PALO PINTO — Scaffolding will go up next week at the courthouse in Palo Pinto and electricians appeared ready to unclog a bottleneck at the county annex in Mineral Wells as commissioners heard a morning refrain of parts shortages affecting multiple projects Monday.
"They were trying to project our order to next year," VinMark Roofing & Construction co-owner Vincent Hernandez described the challenge of getting supplies.
Hernandez also said an "urgency letter" from the county "really helped us out" and that his crews would be installing scaffolding on the three-story courthouse on Monday.
"So, as long as you get your materials, you'll be done by the end of the year," Pct. 4 Commissioner Jeff Fryer posed.
"Definitely," Hernandez replied.
County Judge Shane Long later said the roof on the building is 15 years old. The sandstone, Moderne-style structure will turn 80 years old next year and is on the National Register of Historic Places, according to the Texas Historical Commission website.
Commissioners on Monday also bolstered cyber protection at the courthouse, spending $20,531 on equipment for a firewall recommended by Computer Transition Services Inc., the county's new cyber security contractor.
Calling Palo Pinto's current firewall "middle of the road," consultant Ray Bertrand proposed replacing the firewalls at the courthouse, the Mineral Wells annex and five other county buildings.
During discussions, Sheriff Brett McGuire indicated his office needed a separate firewall and internet connection. The sheriff said his office is linked to the Texas Department of Public Safety and needs to remain separate from the countywide network.
The highway patrol can shut down dispatch and the sheriff's office network "if this system gets compromised," McGuire told the court. Long soon recommended approving Bertrand's recommendation and look at the sheriff's system in the next budget year.
"This is a first step toward updating and upgrading county data," the judge said.
Commissioners on Monday also summoned the man overseeing the conversion of the former Bank of America in Mineral Wells into a courthouse annex. The court called Jason Ringo after commissioners said they'd visited the site on U.S. 180 and did not see ongoing work.
"I know it's been two weeks -- that's what's got me frustrated," Fryer said.
Long said it appeared progress was "in the same spot we were in six months ago."
The court agreed the holdup was the electrical work, creating a bottleneck blocking other projects like cabinet installation and getting both elevators working.
Ringo arrived from Mineral Wells to tell them they were correct and that his contractor, Zomac Electrical, had changed hands after entering the county contract and the new owner had been unaware of the slowdown until Ringo sent him a demand letter with a 48-hour deadline to keep the contract.

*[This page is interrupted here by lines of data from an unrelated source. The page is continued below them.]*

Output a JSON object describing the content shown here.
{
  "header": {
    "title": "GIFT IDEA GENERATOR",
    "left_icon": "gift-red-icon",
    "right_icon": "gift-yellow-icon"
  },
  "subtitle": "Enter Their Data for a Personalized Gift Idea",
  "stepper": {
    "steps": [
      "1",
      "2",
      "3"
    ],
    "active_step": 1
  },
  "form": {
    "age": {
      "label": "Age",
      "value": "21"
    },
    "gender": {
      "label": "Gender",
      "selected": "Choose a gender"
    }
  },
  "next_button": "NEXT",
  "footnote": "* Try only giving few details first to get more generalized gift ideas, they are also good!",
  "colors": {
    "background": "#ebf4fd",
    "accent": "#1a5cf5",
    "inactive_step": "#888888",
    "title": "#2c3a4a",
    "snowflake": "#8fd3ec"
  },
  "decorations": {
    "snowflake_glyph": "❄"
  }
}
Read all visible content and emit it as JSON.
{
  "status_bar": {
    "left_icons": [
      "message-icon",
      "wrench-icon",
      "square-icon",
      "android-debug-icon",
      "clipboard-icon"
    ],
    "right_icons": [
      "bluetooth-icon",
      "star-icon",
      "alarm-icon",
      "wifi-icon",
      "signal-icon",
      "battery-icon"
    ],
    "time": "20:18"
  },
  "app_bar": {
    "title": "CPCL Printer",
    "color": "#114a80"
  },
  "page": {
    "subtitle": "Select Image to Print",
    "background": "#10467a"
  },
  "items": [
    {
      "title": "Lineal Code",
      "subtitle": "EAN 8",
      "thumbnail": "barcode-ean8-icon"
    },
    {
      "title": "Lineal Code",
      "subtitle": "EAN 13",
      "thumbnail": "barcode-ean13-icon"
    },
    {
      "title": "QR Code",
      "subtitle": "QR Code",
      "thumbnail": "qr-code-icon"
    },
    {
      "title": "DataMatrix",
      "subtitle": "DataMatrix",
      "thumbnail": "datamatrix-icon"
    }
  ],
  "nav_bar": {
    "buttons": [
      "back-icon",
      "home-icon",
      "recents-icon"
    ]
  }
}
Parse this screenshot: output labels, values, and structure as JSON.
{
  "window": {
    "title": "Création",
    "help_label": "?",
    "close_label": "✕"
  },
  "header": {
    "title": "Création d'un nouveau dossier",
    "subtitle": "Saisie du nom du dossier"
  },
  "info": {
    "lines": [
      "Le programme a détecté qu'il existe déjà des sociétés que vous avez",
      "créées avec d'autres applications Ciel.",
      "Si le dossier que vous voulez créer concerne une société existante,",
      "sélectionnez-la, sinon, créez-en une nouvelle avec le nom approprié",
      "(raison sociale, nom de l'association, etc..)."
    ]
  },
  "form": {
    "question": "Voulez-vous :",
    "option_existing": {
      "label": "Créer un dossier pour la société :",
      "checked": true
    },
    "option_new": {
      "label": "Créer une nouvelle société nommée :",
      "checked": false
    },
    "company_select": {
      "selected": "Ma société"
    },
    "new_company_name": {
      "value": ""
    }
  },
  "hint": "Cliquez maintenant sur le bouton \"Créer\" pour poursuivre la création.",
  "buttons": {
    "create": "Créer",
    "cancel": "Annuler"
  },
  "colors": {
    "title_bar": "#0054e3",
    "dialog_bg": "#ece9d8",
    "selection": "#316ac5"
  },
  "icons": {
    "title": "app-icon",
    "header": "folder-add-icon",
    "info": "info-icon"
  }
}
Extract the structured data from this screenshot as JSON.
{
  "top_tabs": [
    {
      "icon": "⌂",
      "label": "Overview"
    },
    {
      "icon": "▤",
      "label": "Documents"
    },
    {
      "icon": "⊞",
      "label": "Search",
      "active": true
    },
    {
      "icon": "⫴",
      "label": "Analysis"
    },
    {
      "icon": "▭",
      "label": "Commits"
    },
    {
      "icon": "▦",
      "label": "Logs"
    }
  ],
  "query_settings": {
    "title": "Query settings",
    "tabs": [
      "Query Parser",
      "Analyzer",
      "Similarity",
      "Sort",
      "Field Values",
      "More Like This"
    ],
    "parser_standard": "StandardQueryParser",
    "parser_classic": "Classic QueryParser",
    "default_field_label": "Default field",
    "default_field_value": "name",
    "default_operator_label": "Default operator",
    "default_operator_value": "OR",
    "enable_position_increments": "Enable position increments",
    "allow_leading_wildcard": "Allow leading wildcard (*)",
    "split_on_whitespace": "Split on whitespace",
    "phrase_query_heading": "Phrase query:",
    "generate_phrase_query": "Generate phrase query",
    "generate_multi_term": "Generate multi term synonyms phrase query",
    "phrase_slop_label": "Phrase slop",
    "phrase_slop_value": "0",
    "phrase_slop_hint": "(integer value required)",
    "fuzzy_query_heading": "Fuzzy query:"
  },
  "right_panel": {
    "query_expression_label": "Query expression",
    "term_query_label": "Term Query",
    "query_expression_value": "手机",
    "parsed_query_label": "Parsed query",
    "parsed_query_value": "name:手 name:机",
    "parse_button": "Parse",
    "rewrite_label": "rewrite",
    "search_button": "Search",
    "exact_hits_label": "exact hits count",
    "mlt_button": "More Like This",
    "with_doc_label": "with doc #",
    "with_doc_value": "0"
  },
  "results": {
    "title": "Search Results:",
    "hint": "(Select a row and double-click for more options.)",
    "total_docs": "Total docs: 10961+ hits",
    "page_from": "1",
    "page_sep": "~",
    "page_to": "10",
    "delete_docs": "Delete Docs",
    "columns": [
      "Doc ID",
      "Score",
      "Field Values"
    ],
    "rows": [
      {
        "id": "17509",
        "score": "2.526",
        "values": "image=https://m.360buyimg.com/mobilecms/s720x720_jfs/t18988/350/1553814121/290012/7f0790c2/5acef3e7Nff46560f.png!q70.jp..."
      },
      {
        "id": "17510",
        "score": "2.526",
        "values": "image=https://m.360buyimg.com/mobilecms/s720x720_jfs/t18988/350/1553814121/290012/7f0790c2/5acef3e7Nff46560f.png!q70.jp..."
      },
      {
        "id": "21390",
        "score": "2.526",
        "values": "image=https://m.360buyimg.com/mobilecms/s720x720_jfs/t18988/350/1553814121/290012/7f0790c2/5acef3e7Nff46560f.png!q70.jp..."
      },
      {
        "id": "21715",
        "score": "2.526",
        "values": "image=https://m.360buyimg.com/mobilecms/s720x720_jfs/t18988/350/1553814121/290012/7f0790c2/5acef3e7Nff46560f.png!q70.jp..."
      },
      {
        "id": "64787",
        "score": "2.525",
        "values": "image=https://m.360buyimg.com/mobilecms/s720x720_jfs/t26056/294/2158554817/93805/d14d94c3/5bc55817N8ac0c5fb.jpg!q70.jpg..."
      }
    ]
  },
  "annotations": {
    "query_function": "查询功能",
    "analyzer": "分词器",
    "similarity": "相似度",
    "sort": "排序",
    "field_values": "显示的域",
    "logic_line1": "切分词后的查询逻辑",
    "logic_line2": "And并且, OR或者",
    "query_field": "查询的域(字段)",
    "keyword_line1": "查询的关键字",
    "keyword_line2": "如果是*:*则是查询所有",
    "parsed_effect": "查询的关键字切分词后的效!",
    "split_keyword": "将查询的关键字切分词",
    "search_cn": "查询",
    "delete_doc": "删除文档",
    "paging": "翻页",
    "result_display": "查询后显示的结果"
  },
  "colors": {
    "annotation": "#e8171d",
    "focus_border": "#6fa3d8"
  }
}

There also has been a lot of turnover at Zomac, a company Ringo said he'd worked at for eight or nine years and "my point guys" no longer are there.
"The supply line is soft," he added, noting one order he put in right before July 4 that arrived last week.
"It's mind-numbing," Ringo said of getting materials. "I want to get done, I want to get done."
He said the new owner, a small businessman but not an electrician, had been surprised the work was not getting done.
"When I sent that letter, he said, 'What is wrong? Here, we've got the parking lot and a few lights (left to finish).' And I said, 'No.' "
Ringo said a new journeyman electrician was on the way from Fort Worth by late Monday morning.
In other action Monday, the court
• Approved the sheriff's request to make a block of Oak Street one-way west from 3 p.m. to 4 p.m. on school days, beginning after the holidays.
McGuire said parents picking up students exiting the north door of the campus complex are backing up to Ninth Avenue, which is Farm-to-Market 4.
"For some reason, folks feel like it's OK to stop on FM 4," he said. "So, they're going to have to come in (Elm Street) and go around, and we won't have backup on FM 4."
The new one-way, from South Eighth Avenue to FM 4, will begin on Jan. 3, 2022, the court decided. Pct. 1 Commissioner Gary Glover will install signs alerting drivers to the change.
• Declined to renew a countywide burn ban;
* Agreed to order computer hardware for the Veterans Service Office -- provided the goods are in stock when Information Technology Director Larry Spraggins puts in the order.
"There's no guarantee everything we order will be in stock," he said, blaming "low supply and chip shortage."
• Approved budgeted payments of $10,000 to Community Animal Rescue Effort (CARE) and $1,500 to the Paul Lawrence Dunbar Community Group. Both nonprofit organizations benefit under an interlocal agreement with the county.
Commissioners did not act on a similar agreement with the Area Growth Council, citing an unspecified clarification the court wants.